BlueNotes may not be journalism per se, but that is not to say it does not contain journalism in its more traditional context of objectivity and independence. For example, former Australian Financial Review journalist, Mark Skulley, by any measure a journalist’s journalist, is a contributor to BlueNotes.

That’s of no comfort to AFR columnist Christopher Joye:

“You will only find truly balanced and fearless analysis on any subject of interest at destinations like Fairfax Media’s The Australian Financial Review and other independent media, which base their entire business models on providing uncontaminated information and advice,” he wrote recently.

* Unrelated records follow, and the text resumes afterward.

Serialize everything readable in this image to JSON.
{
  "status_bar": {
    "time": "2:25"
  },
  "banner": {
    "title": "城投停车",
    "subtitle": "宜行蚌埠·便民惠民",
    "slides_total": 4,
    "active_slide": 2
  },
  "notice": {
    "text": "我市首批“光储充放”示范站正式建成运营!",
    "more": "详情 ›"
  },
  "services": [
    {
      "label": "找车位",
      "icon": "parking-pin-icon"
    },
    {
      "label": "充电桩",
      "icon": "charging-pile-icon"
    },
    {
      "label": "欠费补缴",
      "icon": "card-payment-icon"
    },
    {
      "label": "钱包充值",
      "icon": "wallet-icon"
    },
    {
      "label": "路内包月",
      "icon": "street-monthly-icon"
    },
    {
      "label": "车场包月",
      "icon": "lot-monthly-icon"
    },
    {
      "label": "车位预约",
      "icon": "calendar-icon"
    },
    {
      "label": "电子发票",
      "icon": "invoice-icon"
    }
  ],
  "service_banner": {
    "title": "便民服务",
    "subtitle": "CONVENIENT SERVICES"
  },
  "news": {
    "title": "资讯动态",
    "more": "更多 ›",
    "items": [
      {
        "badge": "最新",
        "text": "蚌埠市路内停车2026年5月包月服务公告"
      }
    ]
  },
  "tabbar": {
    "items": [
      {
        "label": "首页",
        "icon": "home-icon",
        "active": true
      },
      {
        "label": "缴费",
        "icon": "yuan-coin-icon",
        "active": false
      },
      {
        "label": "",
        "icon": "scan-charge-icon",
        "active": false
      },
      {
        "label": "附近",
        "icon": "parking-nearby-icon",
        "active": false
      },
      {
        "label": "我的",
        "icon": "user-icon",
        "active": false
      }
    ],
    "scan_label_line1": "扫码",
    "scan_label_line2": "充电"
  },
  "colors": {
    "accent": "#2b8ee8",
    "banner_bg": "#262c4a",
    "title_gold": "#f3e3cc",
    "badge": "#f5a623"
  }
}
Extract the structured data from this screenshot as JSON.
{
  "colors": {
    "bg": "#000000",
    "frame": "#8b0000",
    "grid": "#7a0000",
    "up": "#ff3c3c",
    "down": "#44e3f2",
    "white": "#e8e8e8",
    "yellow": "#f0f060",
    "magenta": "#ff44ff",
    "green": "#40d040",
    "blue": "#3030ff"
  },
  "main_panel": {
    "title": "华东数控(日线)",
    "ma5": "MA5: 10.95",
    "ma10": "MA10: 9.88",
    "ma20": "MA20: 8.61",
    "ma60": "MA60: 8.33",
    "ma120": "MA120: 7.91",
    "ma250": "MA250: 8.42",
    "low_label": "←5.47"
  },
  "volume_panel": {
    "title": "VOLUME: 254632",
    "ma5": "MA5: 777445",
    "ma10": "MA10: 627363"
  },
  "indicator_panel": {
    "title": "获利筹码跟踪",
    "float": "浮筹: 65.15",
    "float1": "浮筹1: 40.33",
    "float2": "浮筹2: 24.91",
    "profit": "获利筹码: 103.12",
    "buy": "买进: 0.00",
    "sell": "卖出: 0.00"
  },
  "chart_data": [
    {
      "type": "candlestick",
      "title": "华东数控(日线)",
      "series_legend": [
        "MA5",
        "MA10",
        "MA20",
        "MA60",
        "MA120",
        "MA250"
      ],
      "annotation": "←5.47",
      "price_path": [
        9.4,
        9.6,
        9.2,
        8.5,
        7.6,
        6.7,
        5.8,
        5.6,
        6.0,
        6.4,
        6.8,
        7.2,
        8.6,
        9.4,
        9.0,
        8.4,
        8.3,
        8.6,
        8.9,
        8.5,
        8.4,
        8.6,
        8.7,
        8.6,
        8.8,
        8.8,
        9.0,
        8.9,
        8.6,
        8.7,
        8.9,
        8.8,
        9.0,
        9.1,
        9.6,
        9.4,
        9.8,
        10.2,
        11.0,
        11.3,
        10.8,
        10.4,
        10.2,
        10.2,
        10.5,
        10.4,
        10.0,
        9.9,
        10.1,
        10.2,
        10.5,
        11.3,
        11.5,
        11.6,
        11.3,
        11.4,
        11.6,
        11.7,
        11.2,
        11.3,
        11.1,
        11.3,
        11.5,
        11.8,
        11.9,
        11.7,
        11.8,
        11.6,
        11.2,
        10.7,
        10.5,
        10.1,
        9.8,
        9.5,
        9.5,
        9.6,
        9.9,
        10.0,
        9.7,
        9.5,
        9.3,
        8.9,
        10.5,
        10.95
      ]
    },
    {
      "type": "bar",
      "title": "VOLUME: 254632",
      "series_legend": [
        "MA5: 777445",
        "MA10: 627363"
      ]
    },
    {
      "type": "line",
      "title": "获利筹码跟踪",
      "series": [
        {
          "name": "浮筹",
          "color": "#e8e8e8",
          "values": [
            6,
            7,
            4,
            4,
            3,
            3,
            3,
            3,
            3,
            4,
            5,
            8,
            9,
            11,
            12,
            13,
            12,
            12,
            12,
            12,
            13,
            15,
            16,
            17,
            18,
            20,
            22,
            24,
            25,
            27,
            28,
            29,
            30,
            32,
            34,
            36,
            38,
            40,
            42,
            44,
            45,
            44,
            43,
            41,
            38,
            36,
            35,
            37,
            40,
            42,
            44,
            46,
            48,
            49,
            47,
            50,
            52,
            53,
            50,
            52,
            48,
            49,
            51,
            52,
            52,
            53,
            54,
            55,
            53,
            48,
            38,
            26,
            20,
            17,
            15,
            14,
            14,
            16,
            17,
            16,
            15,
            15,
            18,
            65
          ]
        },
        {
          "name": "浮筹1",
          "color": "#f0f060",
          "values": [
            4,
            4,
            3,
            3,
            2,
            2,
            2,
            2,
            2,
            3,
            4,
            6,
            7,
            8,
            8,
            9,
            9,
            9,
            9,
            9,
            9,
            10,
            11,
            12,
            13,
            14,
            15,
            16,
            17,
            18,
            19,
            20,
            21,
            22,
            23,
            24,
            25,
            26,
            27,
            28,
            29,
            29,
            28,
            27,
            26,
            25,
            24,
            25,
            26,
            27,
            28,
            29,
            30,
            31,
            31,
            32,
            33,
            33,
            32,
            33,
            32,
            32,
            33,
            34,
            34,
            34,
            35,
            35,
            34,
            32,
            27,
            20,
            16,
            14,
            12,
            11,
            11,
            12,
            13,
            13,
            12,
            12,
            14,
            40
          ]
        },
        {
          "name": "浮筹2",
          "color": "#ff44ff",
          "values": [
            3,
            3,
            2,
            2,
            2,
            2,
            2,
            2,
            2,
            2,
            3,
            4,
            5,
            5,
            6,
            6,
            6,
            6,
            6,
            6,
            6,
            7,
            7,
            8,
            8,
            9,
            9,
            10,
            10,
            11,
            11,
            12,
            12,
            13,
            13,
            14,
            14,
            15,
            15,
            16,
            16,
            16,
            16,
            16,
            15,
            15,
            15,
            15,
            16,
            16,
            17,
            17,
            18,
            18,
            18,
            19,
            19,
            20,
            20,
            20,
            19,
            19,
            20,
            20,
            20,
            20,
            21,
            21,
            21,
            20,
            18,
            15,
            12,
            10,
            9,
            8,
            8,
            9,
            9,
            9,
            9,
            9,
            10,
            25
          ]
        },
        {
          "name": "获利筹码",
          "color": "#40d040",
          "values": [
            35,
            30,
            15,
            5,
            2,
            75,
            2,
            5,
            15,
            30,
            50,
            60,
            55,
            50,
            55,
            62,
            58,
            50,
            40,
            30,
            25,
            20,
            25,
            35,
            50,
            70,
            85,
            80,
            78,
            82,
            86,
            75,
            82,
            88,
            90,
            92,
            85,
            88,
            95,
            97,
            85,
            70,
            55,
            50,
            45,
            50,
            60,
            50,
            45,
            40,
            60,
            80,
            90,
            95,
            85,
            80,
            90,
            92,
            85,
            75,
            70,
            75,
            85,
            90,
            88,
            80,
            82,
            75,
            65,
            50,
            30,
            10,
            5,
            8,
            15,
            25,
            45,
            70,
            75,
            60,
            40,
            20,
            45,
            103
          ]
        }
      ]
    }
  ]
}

Joye is one of the AFR’s most popular columnists, but this spirited champion of “truly balanced and feared analysis” is not himself a journalist as we would generally understand it. To quote from the AFR website: “Christopher Joye is a leading economist, fund manager and policy adviser. He previously worked for Goldman Sachs and the RBA, and was a director of the Menzies Research Centre. He is currently a director of YBR Funds Management Pty Ltd.”

That’s not a reflection on Joye, it’s a reflection of what’s happening in the media. As mainstream media outlets outsource more and more of their content the norm will be to rely on alternative external sources, whether it’s commentators such as Joye or specialist “new media” sites such as BlueNotes.

BlueNotes is premised on the ideals of objectivity and independence. For Andrew Cornell, his challenge will be to create and maintain a publication that is true to those ideals, and his own as one of Australia’s most respected journalists. For all ANZ’s best intentions, its unaccustomed role of publisher will be tested by its own corporate instincts, inclinations and caution.

With the BlueNotes publishing venture there are two distinct and potentially incompatible cultures at play: Cornell’s challenge is to create something entirely new, credible and sustainable from these cultures. BlueNotes will either blaze a new trail through the media landscape, or it will end up as media road kill. Whatever the outcome, it will make for interesting reading.

Disclosure: I was invited to write a column for BlueNotes but my first effort remains at the bottom of the editor’s in-tray, which quite possibly confirms BlueNotes’ commitment to quality journalism.